Says Terry, “If you’re under 30 and tear a ligament in your ankle the recovery period is about six weeks. People in their nineties may never recover on their own. With the pool we can get somebody back on their feet within a realistic time frame which is good for everyone.”
Margaret’s friend Sophie McClosky, 92, is looking forward to giving the hydrotherapy pool a go. She broke her pelvis in a fall several months ago and reckons the warm water might be the ideal way to speed up the healing process and alleviate the pain.
“I’d love to try it as long as I can cover my legs,” she laughs.
The focus on preventative care is only one aspect of the centre that’s breaking the mould, says Terry. The decision to brand the facility as a ‘youth centre for older people’ is recognition of the fact that many older people are wary of conventional day centres. The prospect of a round of bingo and a cup of tea isn’t likely to lure people out of their homes who are “comfortable with climbing a mountain, learning a new language, messing about with an iPad or going to university”.
Even so, such people can be vulnerable to isolation and loneliness. The answer: a day care centre that offers all manner of courses in technology, art, craft as well as an advice centre.
“What we tried to do was create a facility for people who are disconnected [from society] that enables them to reconnect,” says Terry. “You don’t do it by saying ‘come down to the day centre’ because certain older people would rather be seen dead than come to a day centre. But they will come in and participate in an activity such as a course on using YouTube or setting up a Gmail account.”
Lured to the centre by the extraordinary range of activities and courses, older people can also avail themselves of free meals and transport, health checks and more.
Terry says the advice centre is proving particularly popular because age throws up challenges that aren’t always health related. “What happens to things like wills and power of attorney when someone is diagnosed with dementia?” he says. “We’re trying to simplify the process.”
The approach is already getting results.
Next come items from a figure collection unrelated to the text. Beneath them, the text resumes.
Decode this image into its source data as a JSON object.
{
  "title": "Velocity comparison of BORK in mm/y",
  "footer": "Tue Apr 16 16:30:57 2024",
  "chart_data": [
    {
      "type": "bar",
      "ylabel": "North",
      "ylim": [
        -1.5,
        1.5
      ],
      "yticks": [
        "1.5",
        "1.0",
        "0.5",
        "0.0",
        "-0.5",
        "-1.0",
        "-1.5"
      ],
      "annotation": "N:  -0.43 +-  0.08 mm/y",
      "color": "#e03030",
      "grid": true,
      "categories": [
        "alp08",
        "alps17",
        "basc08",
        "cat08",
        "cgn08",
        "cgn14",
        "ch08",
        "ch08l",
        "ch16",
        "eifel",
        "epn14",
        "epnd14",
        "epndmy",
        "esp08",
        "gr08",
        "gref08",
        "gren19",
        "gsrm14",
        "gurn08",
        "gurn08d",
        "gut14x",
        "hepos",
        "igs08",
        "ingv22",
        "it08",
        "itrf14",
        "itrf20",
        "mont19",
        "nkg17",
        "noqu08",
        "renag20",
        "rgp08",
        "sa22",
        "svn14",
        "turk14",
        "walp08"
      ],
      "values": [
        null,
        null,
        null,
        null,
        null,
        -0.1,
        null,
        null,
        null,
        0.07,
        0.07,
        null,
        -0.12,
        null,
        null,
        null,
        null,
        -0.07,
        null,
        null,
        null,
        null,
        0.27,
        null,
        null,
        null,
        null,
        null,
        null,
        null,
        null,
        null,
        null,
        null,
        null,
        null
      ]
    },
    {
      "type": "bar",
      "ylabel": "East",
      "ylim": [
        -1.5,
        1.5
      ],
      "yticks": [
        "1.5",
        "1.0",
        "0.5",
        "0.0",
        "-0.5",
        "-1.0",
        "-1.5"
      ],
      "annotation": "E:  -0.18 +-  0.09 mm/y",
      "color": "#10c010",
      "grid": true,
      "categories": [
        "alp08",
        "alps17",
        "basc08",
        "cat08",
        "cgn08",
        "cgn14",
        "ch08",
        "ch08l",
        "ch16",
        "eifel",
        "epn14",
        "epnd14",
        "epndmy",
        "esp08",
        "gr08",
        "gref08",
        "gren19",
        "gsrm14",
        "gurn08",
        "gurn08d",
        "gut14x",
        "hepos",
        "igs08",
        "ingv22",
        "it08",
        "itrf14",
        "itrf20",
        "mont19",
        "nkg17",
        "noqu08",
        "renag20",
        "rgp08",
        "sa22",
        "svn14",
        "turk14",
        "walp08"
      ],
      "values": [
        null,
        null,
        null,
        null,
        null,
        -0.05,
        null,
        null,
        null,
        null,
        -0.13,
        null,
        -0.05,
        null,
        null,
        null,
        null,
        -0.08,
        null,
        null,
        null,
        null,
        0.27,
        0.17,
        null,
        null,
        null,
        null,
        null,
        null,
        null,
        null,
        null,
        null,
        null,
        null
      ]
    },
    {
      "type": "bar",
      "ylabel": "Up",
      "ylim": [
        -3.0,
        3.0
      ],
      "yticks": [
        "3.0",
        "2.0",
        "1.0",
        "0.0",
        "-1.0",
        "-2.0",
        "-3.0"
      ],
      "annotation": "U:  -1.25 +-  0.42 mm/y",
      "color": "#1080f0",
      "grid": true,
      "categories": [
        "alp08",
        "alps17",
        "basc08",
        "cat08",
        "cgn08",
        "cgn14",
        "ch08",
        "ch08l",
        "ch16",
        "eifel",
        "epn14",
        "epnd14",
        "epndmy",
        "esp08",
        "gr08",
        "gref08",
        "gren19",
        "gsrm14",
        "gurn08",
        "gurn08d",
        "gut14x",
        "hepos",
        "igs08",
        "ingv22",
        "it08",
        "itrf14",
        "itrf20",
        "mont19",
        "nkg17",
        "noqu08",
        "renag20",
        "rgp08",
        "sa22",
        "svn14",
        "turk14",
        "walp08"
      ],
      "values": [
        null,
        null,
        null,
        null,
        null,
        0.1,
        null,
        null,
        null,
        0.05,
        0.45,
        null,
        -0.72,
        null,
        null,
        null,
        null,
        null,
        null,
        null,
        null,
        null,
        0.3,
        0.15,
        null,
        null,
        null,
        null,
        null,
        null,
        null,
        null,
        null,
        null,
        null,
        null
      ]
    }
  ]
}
One elderly woman, who rarely left her home, was unable to answer any of the questions posed by a clinician at a memory clinic. Two months after starting at the Montague Centre she went back to the same clinic and answered all 30 questions correctly.
The doctor asked her what had changed. Her answer: “I’m going to the Centre three days a week.”
About 25 people visit the Montague Centre each day. It is currently open five days a week, but Terry says the ambition is to extend that to seven days a week.
New ideas are popping up all the time. “We are working on a summer scheme,” says Terry. “Lots of kids go to summer camps - why can’t older people have something similar? It will give carers some respite and provide people with day trips and other activities.”
“This place will transform over the coming months and the next year, but we’re very excited,” says Terry.